Picture framing - layout options for online product pages

Framed print - black boxframe style - (Rita Angus' Cass)
Eagle eyed shoppers at prints.co.nz may have noticed that along with the good folks over at our long time ecommerce partners Miva NZ Fine Prints have been testing several different layouts of online product pages over recent months.

Testing Picture Framing Options

As we move onto Miva's next generation responsive ecommerce platform our user experience team are working out the clearest way of showing the different mounting and framing options available on prints that we stock on the new responsive page template designs.

(It feels like we have been testing framing options on all our prints for so long, partly this is due to working on the behind the scenes systems to be able to frame (or stretch canvas prints) in a timely and efficient manner after we had our physical premises much reduced in size following our post earthquakes relocation to a different part of Christchurch.)

We also have not been able to resolve whether each main product page should have the same basic layout or if we should have three templates (for reproduction prints/posters, original prints and canvas prints).  The split testing on our site was designed to resolve this question as well.

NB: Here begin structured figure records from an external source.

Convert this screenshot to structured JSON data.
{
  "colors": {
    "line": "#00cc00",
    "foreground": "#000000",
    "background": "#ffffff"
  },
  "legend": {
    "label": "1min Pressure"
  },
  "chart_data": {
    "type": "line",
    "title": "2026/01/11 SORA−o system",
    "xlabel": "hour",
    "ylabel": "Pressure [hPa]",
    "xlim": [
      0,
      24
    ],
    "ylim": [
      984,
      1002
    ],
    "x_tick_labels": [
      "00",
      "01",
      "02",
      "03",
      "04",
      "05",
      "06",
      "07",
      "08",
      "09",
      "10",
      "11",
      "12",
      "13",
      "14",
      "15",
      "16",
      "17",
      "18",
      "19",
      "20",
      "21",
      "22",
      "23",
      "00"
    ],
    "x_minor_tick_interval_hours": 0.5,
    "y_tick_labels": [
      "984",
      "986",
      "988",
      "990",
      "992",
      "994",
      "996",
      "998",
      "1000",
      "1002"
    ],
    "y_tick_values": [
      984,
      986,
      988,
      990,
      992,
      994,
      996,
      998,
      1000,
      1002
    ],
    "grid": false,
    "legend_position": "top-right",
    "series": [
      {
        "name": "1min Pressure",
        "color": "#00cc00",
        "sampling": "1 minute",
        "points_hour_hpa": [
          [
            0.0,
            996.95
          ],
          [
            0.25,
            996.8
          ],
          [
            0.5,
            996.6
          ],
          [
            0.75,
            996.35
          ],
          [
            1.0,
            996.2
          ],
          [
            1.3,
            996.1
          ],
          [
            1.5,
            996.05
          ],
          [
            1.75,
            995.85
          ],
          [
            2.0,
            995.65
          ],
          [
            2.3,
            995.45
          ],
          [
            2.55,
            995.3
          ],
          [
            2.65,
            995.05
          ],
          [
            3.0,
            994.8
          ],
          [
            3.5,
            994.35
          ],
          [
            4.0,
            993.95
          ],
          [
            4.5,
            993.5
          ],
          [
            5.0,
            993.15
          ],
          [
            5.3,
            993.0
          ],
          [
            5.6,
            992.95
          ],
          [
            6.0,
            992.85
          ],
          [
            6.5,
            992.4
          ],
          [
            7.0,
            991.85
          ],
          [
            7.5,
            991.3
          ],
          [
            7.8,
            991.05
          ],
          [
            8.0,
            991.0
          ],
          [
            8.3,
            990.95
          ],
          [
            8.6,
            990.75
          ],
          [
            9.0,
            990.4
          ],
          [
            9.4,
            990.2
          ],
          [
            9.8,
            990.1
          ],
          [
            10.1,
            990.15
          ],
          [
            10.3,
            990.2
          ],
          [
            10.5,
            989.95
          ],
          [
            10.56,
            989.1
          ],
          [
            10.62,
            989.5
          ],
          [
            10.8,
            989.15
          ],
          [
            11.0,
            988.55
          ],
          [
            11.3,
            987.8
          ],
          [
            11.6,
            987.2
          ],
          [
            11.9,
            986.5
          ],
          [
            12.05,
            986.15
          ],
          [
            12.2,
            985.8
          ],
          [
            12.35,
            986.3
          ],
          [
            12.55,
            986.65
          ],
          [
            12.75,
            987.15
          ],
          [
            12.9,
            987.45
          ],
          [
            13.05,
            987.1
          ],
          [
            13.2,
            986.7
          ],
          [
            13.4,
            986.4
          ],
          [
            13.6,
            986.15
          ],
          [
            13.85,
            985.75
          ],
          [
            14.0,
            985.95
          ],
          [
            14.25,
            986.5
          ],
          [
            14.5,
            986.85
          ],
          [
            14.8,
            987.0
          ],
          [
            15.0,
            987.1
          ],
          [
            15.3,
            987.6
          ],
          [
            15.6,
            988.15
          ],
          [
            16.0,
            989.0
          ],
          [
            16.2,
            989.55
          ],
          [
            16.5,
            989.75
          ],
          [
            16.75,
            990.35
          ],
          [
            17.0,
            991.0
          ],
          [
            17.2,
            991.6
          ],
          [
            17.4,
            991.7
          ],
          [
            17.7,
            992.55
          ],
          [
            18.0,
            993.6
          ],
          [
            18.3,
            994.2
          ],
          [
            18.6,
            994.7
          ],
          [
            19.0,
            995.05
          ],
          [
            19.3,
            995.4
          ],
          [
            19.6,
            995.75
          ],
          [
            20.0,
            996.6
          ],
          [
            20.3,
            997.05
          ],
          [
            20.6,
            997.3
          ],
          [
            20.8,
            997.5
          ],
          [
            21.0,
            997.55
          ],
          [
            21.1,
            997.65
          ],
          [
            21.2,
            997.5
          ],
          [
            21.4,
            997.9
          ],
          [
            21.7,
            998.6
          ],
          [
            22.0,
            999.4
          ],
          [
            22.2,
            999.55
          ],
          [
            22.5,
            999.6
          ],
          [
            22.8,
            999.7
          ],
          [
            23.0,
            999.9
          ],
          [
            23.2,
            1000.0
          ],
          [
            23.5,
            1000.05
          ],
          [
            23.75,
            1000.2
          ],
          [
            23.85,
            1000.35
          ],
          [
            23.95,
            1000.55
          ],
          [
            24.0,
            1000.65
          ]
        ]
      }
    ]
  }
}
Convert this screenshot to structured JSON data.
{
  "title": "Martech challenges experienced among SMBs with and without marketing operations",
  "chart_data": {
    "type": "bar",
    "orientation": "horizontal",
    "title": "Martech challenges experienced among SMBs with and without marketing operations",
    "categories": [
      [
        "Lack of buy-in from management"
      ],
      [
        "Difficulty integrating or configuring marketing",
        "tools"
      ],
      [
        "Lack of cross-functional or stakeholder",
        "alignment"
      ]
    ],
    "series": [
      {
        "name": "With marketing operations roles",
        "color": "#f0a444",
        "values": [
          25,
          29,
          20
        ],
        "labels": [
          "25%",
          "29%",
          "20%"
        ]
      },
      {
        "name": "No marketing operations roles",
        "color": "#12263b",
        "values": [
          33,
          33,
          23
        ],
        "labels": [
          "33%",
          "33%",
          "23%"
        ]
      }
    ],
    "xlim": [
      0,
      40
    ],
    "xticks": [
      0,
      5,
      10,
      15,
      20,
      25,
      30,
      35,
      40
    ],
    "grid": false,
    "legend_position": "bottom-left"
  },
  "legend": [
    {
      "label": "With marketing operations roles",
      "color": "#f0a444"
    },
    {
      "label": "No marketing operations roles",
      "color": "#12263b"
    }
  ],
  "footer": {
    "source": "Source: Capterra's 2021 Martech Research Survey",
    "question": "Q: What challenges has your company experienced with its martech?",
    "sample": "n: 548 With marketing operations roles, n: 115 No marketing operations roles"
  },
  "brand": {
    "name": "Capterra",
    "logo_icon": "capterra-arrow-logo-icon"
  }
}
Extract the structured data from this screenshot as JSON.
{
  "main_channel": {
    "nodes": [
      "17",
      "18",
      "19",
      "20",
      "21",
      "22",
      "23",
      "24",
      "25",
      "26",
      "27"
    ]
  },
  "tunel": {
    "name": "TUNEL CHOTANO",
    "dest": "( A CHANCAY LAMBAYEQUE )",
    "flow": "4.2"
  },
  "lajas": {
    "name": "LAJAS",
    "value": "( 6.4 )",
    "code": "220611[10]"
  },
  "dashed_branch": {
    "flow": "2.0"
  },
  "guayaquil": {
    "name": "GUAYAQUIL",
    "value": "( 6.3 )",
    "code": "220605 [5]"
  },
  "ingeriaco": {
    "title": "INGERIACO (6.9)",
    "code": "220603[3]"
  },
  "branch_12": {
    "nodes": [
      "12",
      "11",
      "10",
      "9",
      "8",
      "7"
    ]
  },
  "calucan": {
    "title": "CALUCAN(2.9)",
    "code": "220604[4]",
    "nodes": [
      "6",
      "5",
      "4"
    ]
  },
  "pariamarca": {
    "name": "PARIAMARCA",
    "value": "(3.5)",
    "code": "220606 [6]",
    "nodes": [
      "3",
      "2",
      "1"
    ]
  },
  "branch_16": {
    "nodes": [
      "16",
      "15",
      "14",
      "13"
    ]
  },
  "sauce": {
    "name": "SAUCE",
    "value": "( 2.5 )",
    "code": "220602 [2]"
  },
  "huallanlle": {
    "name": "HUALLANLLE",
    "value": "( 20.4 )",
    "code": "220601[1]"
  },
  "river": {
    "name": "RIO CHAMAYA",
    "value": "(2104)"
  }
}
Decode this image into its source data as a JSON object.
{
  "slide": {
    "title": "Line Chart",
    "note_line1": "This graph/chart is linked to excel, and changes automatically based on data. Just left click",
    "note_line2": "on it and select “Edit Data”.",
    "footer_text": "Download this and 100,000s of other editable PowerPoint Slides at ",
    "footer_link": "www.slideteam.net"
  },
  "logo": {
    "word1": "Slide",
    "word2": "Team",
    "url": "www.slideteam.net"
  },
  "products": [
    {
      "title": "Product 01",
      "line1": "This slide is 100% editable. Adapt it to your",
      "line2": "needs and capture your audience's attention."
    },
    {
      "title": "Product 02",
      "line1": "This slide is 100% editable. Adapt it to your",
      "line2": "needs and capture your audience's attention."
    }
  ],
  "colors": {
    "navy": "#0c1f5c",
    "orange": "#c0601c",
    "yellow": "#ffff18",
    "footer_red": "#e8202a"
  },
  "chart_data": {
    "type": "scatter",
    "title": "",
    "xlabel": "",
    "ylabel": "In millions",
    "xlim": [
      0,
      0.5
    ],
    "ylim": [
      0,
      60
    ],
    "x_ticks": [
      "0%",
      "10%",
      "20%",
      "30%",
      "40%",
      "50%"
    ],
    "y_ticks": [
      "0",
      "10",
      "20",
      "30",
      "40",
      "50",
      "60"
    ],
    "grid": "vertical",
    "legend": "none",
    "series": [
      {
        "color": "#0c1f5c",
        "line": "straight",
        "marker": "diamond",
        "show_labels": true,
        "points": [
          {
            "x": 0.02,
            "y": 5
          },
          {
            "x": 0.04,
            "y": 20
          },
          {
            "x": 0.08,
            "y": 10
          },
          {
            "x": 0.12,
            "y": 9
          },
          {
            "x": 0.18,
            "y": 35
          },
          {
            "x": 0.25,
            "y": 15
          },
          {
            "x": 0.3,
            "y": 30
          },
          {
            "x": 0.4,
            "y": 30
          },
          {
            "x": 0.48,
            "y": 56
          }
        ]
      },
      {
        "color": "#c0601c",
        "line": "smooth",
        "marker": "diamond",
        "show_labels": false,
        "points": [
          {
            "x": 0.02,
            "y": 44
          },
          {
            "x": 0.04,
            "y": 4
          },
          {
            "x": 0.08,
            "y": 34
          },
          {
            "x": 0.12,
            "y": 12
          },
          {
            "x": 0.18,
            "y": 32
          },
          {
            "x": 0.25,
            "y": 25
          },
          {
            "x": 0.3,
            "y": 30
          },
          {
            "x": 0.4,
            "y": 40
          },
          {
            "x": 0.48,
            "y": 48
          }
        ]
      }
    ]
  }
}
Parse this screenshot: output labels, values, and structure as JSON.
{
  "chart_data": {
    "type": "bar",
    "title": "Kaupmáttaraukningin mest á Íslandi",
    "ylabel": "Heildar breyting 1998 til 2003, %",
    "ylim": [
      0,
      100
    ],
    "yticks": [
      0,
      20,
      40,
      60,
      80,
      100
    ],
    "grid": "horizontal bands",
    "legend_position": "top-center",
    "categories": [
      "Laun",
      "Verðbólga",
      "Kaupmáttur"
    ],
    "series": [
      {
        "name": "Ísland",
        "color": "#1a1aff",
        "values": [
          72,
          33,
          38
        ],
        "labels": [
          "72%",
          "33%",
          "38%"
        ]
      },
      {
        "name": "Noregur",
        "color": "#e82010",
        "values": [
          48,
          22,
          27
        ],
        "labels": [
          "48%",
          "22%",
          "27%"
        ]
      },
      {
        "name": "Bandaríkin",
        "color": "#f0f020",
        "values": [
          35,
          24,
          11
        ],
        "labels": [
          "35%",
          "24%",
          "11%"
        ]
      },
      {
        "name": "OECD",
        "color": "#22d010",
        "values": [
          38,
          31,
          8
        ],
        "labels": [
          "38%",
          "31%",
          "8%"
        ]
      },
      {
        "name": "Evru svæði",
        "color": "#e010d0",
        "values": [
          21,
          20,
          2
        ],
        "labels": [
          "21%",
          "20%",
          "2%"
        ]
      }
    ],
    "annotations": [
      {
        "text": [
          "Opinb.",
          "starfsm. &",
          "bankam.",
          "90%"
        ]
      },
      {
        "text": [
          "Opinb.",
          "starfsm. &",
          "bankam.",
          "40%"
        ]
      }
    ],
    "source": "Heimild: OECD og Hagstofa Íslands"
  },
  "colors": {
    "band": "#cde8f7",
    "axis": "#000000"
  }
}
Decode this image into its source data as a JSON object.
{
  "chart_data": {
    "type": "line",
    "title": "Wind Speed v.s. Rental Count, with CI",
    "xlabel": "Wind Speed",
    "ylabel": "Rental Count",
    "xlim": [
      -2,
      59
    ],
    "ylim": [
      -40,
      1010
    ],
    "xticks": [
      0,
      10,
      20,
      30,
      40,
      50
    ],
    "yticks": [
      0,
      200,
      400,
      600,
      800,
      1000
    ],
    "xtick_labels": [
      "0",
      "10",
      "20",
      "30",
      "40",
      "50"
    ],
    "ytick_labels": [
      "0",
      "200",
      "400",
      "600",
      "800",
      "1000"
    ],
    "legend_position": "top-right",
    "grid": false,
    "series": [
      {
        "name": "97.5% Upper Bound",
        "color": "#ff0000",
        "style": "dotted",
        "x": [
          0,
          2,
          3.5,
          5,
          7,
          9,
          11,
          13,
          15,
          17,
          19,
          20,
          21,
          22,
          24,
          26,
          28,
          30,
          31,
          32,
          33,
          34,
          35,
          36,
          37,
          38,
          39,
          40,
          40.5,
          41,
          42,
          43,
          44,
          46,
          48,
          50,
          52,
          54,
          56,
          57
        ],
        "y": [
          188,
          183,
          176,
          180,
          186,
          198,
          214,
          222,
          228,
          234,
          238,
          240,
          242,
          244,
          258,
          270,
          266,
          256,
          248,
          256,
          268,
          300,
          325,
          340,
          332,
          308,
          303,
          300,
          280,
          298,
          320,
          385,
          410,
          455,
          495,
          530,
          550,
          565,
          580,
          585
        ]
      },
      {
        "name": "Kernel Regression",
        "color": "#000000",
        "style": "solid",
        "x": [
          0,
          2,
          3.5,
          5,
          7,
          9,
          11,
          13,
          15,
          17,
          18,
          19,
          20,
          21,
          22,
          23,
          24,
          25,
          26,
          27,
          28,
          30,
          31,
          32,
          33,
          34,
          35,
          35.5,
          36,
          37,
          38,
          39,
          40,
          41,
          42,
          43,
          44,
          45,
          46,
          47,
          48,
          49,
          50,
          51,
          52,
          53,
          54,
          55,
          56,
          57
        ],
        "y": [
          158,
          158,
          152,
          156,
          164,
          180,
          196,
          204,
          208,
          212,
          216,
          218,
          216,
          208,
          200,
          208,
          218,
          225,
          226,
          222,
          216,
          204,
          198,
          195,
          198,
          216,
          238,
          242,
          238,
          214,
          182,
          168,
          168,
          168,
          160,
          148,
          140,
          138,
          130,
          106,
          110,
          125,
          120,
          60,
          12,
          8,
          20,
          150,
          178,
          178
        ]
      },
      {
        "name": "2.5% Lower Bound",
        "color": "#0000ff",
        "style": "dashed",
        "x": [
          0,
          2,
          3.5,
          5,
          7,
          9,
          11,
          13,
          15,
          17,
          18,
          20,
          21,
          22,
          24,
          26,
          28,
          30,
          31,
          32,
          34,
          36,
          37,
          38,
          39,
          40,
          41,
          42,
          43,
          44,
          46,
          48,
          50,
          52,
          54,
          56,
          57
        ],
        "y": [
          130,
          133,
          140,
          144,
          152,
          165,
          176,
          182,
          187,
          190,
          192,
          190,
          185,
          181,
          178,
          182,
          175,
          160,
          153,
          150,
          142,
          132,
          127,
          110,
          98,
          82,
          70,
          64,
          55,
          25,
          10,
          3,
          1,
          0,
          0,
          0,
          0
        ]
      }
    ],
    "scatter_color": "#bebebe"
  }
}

A core belief is that we don't want to interrupt customers browsing the site for artwork with cross-sell demands where they are prompted to frame prints before they can checkout.   We have thousands of happy customers who have been content to purchase their prints directly without NZ Fine Prints necessarily framing their order as well.  Our aim is to offer a standard frame that suits the artwork rather than a custom frame with a multitude of options for a customer to configure.  We don't want to offer much beyond a good quality relatively timeless style of frame in black, white or natural timber.

For customers who want hundreds of options of moulding type, mat colour and framing styles we can't recommend custom framing heartily enough.  Having your prints laid out in a framing studio with framing samples in front of you means you can see both colour and relative size of the framing components in relation to your art print or poster.  We support the custom framing industry in NZ to the tune of millions of dollars annually and are only offering framing to cater for the percentage of customers we have identified who only want to purchase artworks ready to hang (an obvious customer is someone purchasing a gift).

Custom Framing still recommended for the majority of customers

Custom framing means that you can match an artwork more closely to the room where the print is going.  Since artworks are no longer built into the physical fabric of the room (yes, pictures were originally placed in built in frames and were part of the actual wall! We've written previously about the surprisingly fascinating history of picture frames back in 2010) we think there is greater value in placing most emphasis on the frame's relationship to the picture than to its surroundings as a picture can be moved multiple times or go through several re-decorations over the typical life of a modern (long life ink) reproduction print.

Our conclusions & what's left to do before rolling out framing on every print site wide

Thanks to all our customers who have feed back on the different designs.  We have decided to have just one product page template for both art canvas and paper prints, the mounting options will be referred to as "Framing Options" even if the "framing" is actually stretching a canvas print around an internal wooden stretcher frame.  It just seems to cause less confusion than using technical words like "unstretched" and "stretched",  awkward when a customer orders a canvas print that arrives carefully rolled in a tube rather than ready to hang if that was what they were expecting - or vice versa a gift being taken on the plane abroad is not rolled in a tube but in a rather large and cumbersome box!

We have some minor work to be done around a new mini FAQ that will go onto every product page plus a bit of programming behind the scenes to manage and inform the delivery timeframes on framed prints - we won't be carrying all the prints in stock pre-framed! Delivery timeframes should be less than 10 days for a framed print around NZ, a pretty quick turnaround but not like our standard delivery of 3-5 days nationwide.  There is also the issue of delivering framed prints outside NZ in a cost effective manner, unless the print has very large overall dimensions we can physically ship the order but the cost of air freight - particularly to the US and Europe - is pretty daunting.